New York

New York is a drug and the come down is brutal. It took me 16 hours for my body to get back to Cape Town and three weeks for my head. For a boy who grew up in a South Coast surfing village it was a smashed windscreen in the accident of life. Eight days on the sleepless carousel of crazy. A week before we fly I take visit the shiny grey bomb shelter in Constantia called the US Embassy for my first real interaction with the myth called America besides clicking auto-renew button on a New York Times subscription. Three hours wait at a concrete wailing wall with queues of families who’ve flown in from Port Elizabeth. Afrikaans farm boys from Struisbaai in velt hats joke about drunken crop-sprayer stories in Arizona. There’s no shortage of security checking. A nation at war. The last interview with the actual American is a disappointing 30 seconds wrapped up with ‘looks like everything is in order’.

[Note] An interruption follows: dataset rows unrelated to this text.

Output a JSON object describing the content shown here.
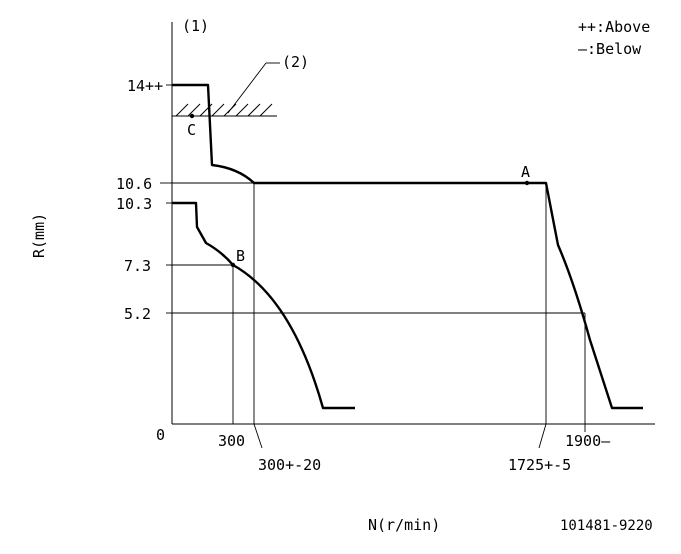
{
  "header": {
    "marker_1": "(1)",
    "marker_2": "(2)",
    "legend_above": "++:Above",
    "legend_below": "—:Below"
  },
  "axes": {
    "y_label": "R(mm)",
    "x_label": "N(r/min)",
    "origin": "0",
    "y_ticks": [
      "14++",
      "10.6",
      "10.3",
      "7.3",
      "5.2"
    ],
    "x_ticks": [
      "300",
      "300+-20",
      "1725+-5",
      "1900—"
    ]
  },
  "points": {
    "a": "A",
    "b": "B",
    "c": "C"
  },
  "footer": {
    "part_number": "101481-9220"
  }
}
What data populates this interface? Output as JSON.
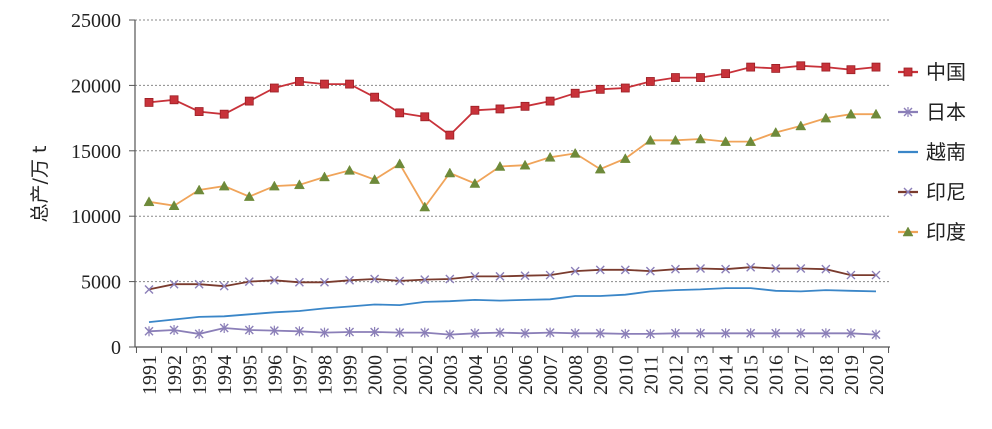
{
  "chart_data": {
    "type": "line",
    "ylabel": "总产/万 t",
    "xlabel": "",
    "ylim": [
      0,
      25000
    ],
    "yticks": [
      0,
      5000,
      10000,
      15000,
      20000,
      25000
    ],
    "grid": "horizontal-dotted",
    "legend_position": "right",
    "categories": [
      "1991",
      "1992",
      "1993",
      "1994",
      "1995",
      "1996",
      "1997",
      "1998",
      "1999",
      "2000",
      "2001",
      "2002",
      "2003",
      "2004",
      "2005",
      "2006",
      "2007",
      "2008",
      "2009",
      "2010",
      "2011",
      "2012",
      "2013",
      "2014",
      "2015",
      "2016",
      "2017",
      "2018",
      "2019",
      "2020"
    ],
    "series": [
      {
        "name": "中国",
        "color": "#c8323a",
        "marker": "square",
        "values": [
          18700,
          18900,
          18000,
          17800,
          18800,
          19800,
          20300,
          20100,
          20100,
          19100,
          17900,
          17600,
          16200,
          18100,
          18200,
          18400,
          18800,
          19400,
          19700,
          19800,
          20300,
          20600,
          20600,
          20900,
          21400,
          21300,
          21500,
          21400,
          21200,
          21400
        ]
      },
      {
        "name": "日本",
        "color": "#8b7fb8",
        "marker": "star",
        "values": [
          1200,
          1300,
          1000,
          1450,
          1300,
          1250,
          1200,
          1100,
          1150,
          1150,
          1100,
          1100,
          950,
          1050,
          1100,
          1050,
          1100,
          1050,
          1050,
          1000,
          1000,
          1050,
          1050,
          1050,
          1050,
          1050,
          1050,
          1050,
          1050,
          950
        ]
      },
      {
        "name": "越南",
        "color": "#3a86c8",
        "marker": "none",
        "values": [
          1900,
          2100,
          2300,
          2350,
          2500,
          2650,
          2750,
          2950,
          3100,
          3250,
          3200,
          3450,
          3500,
          3600,
          3550,
          3600,
          3650,
          3900,
          3900,
          4000,
          4250,
          4350,
          4400,
          4500,
          4500,
          4300,
          4250,
          4350,
          4300,
          4250
        ]
      },
      {
        "name": "印尼",
        "color": "#7a3b2e",
        "marker": "cross",
        "values": [
          4400,
          4800,
          4800,
          4650,
          5000,
          5100,
          4950,
          4950,
          5100,
          5200,
          5050,
          5150,
          5200,
          5400,
          5400,
          5450,
          5500,
          5800,
          5900,
          5900,
          5800,
          5950,
          6000,
          5950,
          6100,
          6000,
          6000,
          5950,
          5500,
          5500
        ]
      },
      {
        "name": "印度",
        "color": "#f0a45a",
        "marker": "triangle",
        "values": [
          11100,
          10800,
          12000,
          12300,
          11500,
          12300,
          12400,
          13000,
          13500,
          12800,
          14000,
          10700,
          13300,
          12500,
          13800,
          13900,
          14500,
          14800,
          13600,
          14400,
          15800,
          15800,
          15900,
          15700,
          15700,
          16400,
          16900,
          17500,
          17800,
          17800
        ]
      }
    ]
  }
}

The inflight screen’s pixilated plane crosses the Atlantic in a slow yellow line and I start to cut my own New York montage. Opening scenes in black and white with a Woody Allen voice-over. Cut to limitless with Bradley Cooper pushing an index finger into Robert de Niro’s chest on the Upper East Side. Pan left to Natalie Portman anxious on a railway overhanging in her dance rehearsal track-suit. There’s intersections of B-Roll NYBD cops jumping over rooftops and the bar scene from How I met your Mother with Barney Stinson serving pick-up lines over pizza. I imagine my first moments in the city as a powerwalk out of a midtown subway with steam rising from the streets and the Woody Allen voice-over still self-deprecatingly narrating. The reality flirted through it’s own romantic cliché’s including an arrival thunderstorm and hauling luggage up narrow wooden stairs to the overture of a bass guitar noodling through the drizzle while the metallic tracks of trains echo across Manhattan Bridge. On a sleeper couch that could double as a medieval torture rack I think about the neighbours within a handshake. Then their neighbors within a handshake. Neighbors and handshakes for 250 blocks.

New Yorkers were unexpectedly friendly, look-you-in-the-eye, open and engaging. I didn’t sleep for 10 days but Guinness Book of Records explained how a nut had survived a rocking a chair for 17 days straight. Flashbacks and hallucinations of names. Dudleys. Dresden. Saturdays. Balthazars. Mighty Quinns. Lost NYC. Saxon + Parole. Ralph Lauren Vintage. Williamsburg market chicken, waffle and sideboob. Temper 8 Trap spilling tunes all over hot crowds and cold beer. The city sticks it’s fingers in your eyes. Constantly trying to grab your attention. Even the construction workers digging up the road have a cool logo. In the Meatpacking District there’s an expensive polish to the curated decay and you notice Google and Apple making an effort signature on the street. Celebs spin past in chrome-wrapped supercar under the urbanists bookmarked architectural references, the Highline gardens. A smooth warping Scary Red Guy sculpture blossoms in the centre of dollars to the power of tech. The evening beer garden I was thrashed by the Ducati motorbike design legend while girls dance to G6 something about my G6.

New York feels like a right of passage with it’s rites of photographs, stories, cards, badges and slices of stories you half remember about sipping Brooklyn’s best, mingling in Manhattan mad and burnt both sides of a three dollar hotdog. Climbing up four floors of fire escape at four in the morning to find our passports was a suitable denouement.